MultiheadAttention is a module in the Zeta library that provides multi-head attention mechanism. This mechanism enables the model to focus on different parts of the input sequence simultaneously. It's widely used in models such as transformers for capturing various aspects of information in the input.

Purpose

The purpose of the MultiheadAttention module is to allow joint information representation from different subspaces of the input sequence. This results in capturing a richer context when modeling sequences.

Architecture

The MultiheadAttention class extends from the nn.Module base class. Internally, it uses linear transformations for keys, values, and queries (k_proj, v_proj, q_proj). These projections are wrapped using the MultiwayWrapper. It also utilizes layer normalization (inner_attn_ln) and optionally uses relative positional embeddings (xpos).

Class Definition

class zeta.nn.MultiheadAttention(nn.Module):

Parameters:

  • args: General arguments passed for configuring the module.
  • embed_dim (int): Total dimension of the model.
  • num_heads (int): Number of parallel attention heads. The embed_dim will be split across num_heads.
  • dropout (float): Dropout probability. Default: 0.0.
  • self_attention (bool): Whether to apply self attention. Only one of self_attention or encoder_decoder_attention can be True. Default: False.
  • encoder_decoder_attention (bool): Whether to apply encoder-decoder attention. Only one of self_attention or encoder_decoder_attention can be True. Default: False.
  • subln (bool): If True, applies layer normalization after self attention. Default: False.

Methods:

reset_parameters()

Reinitialize the parameters of the attention module.

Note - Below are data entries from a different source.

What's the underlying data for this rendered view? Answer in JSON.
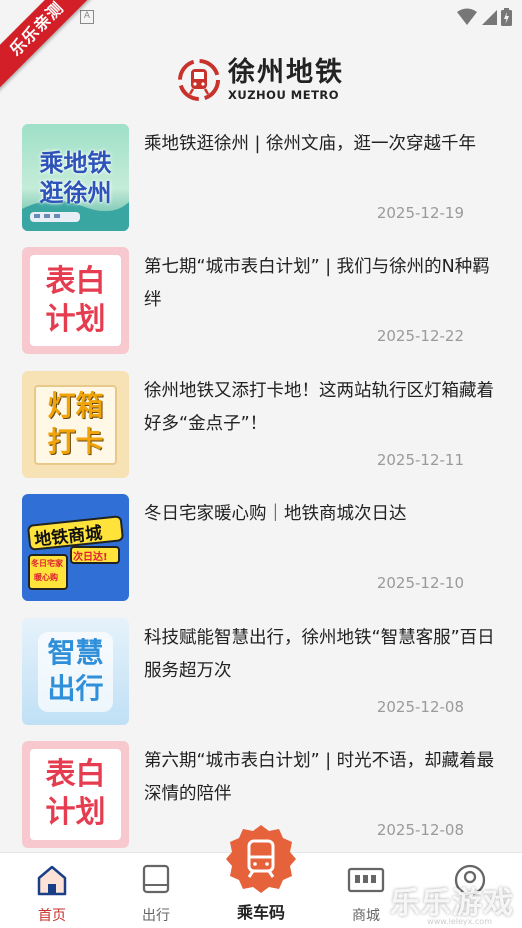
{
  "status": {
    "carrier_icon": "A",
    "icons": [
      "wifi-icon",
      "signal-icon",
      "battery-icon"
    ]
  },
  "ribbon": {
    "text": "乐乐亲测"
  },
  "header": {
    "logo_cn": "徐州地铁",
    "logo_en": "XUZHOU METRO"
  },
  "news": [
    {
      "title": "乘地铁逛徐州 | 徐州文庙，逛一次穿越千年",
      "date": "2025-12-19",
      "thumb_lines": [
        "乘地铁",
        "逛徐州"
      ]
    },
    {
      "title": "第七期“城市表白计划” | 我们与徐州的N种羁绊",
      "date": "2025-12-22",
      "thumb_lines": [
        "表白",
        "计划"
      ]
    },
    {
      "title": "徐州地铁又添打卡地！这两站轨行区灯箱藏着好多“金点子”！",
      "date": "2025-12-11",
      "thumb_lines": [
        "灯箱",
        "打卡"
      ]
    },
    {
      "title": "冬日宅家暖心购｜地铁商城次日达",
      "date": "2025-12-10",
      "thumb_lines": [
        "地铁商城",
        "次日达!",
        "冬日宅家",
        "暖心购"
      ]
    },
    {
      "title": "科技赋能智慧出行，徐州地铁“智慧客服”百日服务超万次",
      "date": "2025-12-08",
      "thumb_lines": [
        "智慧",
        "出行"
      ]
    },
    {
      "title": "第六期“城市表白计划” | 时光不语，却藏着最深情的陪伴",
      "date": "2025-12-08",
      "thumb_lines": [
        "表白",
        "计划"
      ]
    }
  ],
  "tabs": {
    "home": "首页",
    "travel": "出行",
    "ride_code": "乘车码",
    "mall": "商城",
    "mine": ""
  },
  "watermark": {
    "text": "乐乐游戏",
    "url": "www.leleyx.com"
  },
  "colors": {
    "accent": "#c8322b",
    "tab_active": "#c8322b",
    "badge": "#e5623a"
  }
}
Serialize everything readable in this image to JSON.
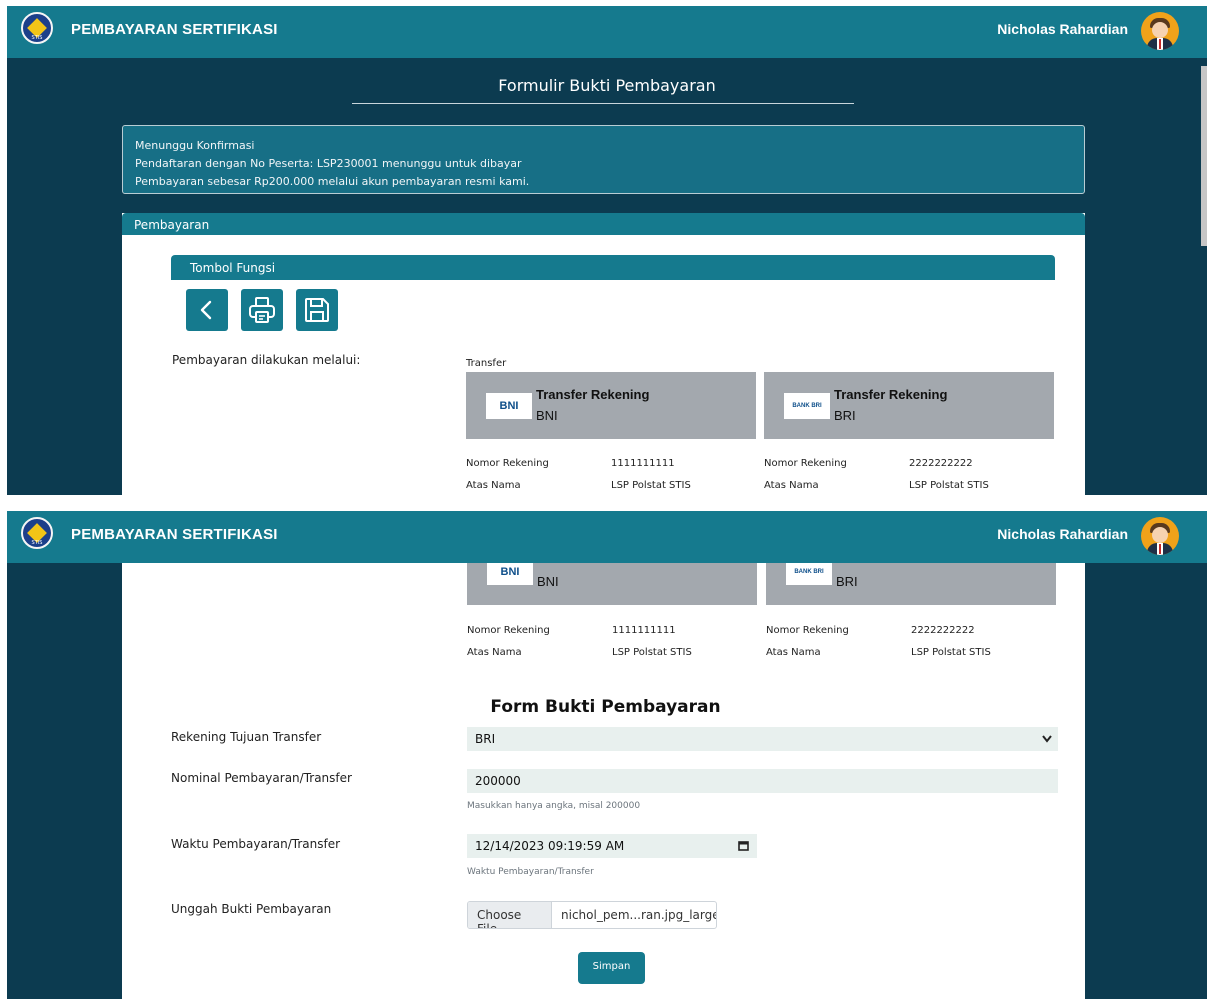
{
  "app": {
    "title": "PEMBAYARAN SERTIFIKASI",
    "user_name": "Nicholas Rahardian",
    "logo_text": "STIS"
  },
  "page": {
    "title": "Formulir Bukti Pembayaran"
  },
  "alert": {
    "lines": [
      "Menunggu Konfirmasi",
      "Pendaftaran dengan No Peserta: LSP230001 menunggu untuk dibayar",
      "Pembayaran sebesar Rp200.000 melalui akun pembayaran resmi kami."
    ]
  },
  "payment_card": {
    "header": "Pembayaran",
    "function_header": "Tombol Fungsi",
    "method_label": "Pembayaran dilakukan melalui:",
    "transfer_label": "Transfer"
  },
  "banks": [
    {
      "title": "Transfer Rekening",
      "name": "BNI",
      "logo": "BNI",
      "account_label": "Nomor Rekening",
      "account_number": "1111111111",
      "holder_label": "Atas Nama",
      "holder": "LSP Polstat STIS"
    },
    {
      "title": "Transfer Rekening",
      "name": "BRI",
      "logo": "BANK BRI",
      "account_label": "Nomor Rekening",
      "account_number": "2222222222",
      "holder_label": "Atas Nama",
      "holder": "LSP Polstat STIS"
    }
  ],
  "form": {
    "title": "Form Bukti Pembayaran",
    "rekening_label": "Rekening Tujuan Transfer",
    "rekening_value": "BRI",
    "nominal_label": "Nominal Pembayaran/Transfer",
    "nominal_value": "200000",
    "nominal_help": "Masukkan hanya angka, misal 200000",
    "waktu_label": "Waktu Pembayaran/Transfer",
    "waktu_value": "12/14/2023 09:19:59 AM",
    "waktu_help": "Waktu Pembayaran/Transfer",
    "upload_label": "Unggah Bukti Pembayaran",
    "upload_button": "Choose File",
    "upload_filename": "nichol_pem...ran.jpg_large",
    "submit_label": "Simpan"
  },
  "colors": {
    "header_bg": "#157a8e",
    "page_bg": "#0c3b50",
    "bank_card_bg": "#a3a8ae",
    "input_bg": "#e8f0ee"
  }
}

forward(query, key, value, ...)

Computes the forward pass of the attention mechanism.

  • Parameters:
  • query (Tensor): The query tensor.
  • key (Tensor): The key tensor.
  • value (Tensor): The value tensor.
  • Other arguments including incremental_state, key_padding_mask, attn_mask, rel_pos, and is_first_step.

  • Returns:

  • attn (Tensor): The computed attention tensor.
  • attn_weights (Tensor): The attention weights.

Mathematical Formulation:

Given a query ( Q ), key ( K ), and value ( V ), the multihead attention mechanism is mathematically represented as:

[ \text{Attention}(Q, K, V) = \text{softmax}\left(\frac{QK^T}{\sqrt{d_k}}\right) V ]

Where ( d_k ) is the dimension of the key.

Usage Examples:

Example 1: Basic Usage

import torch

from zeta.nn import MultiheadAttention

args = ...  # Some configuration
attention = MultiheadAttention(
    args, embed_dim=512, num_heads=8, dropout=0.1, self_attention=True
)
query = torch.rand((32, 10, 512))
key = torch.rand((32, 10, 512))
value = torch.rand((32, 10, 512))

attn, attn_weights = attention(query, key, value)

Example 2: With Masking

import torch

from zeta.nn import MultiheadAttention

args = ...  # Some configuration
attention = MultiheadAttention(
    args, embed_dim=512, num_heads=8, dropout=0.1, self_attention=True
)
query = torch.rand((32, 10, 512))
key = torch.rand((32, 10, 512))
value = torch.rand((32, 10, 512))
attn_mask = torch.ones((10, 10)).triu_() * -1e9  # Upper triangular mask

attn, attn_weights = attention(query, key, value, attn_mask=attn_mask)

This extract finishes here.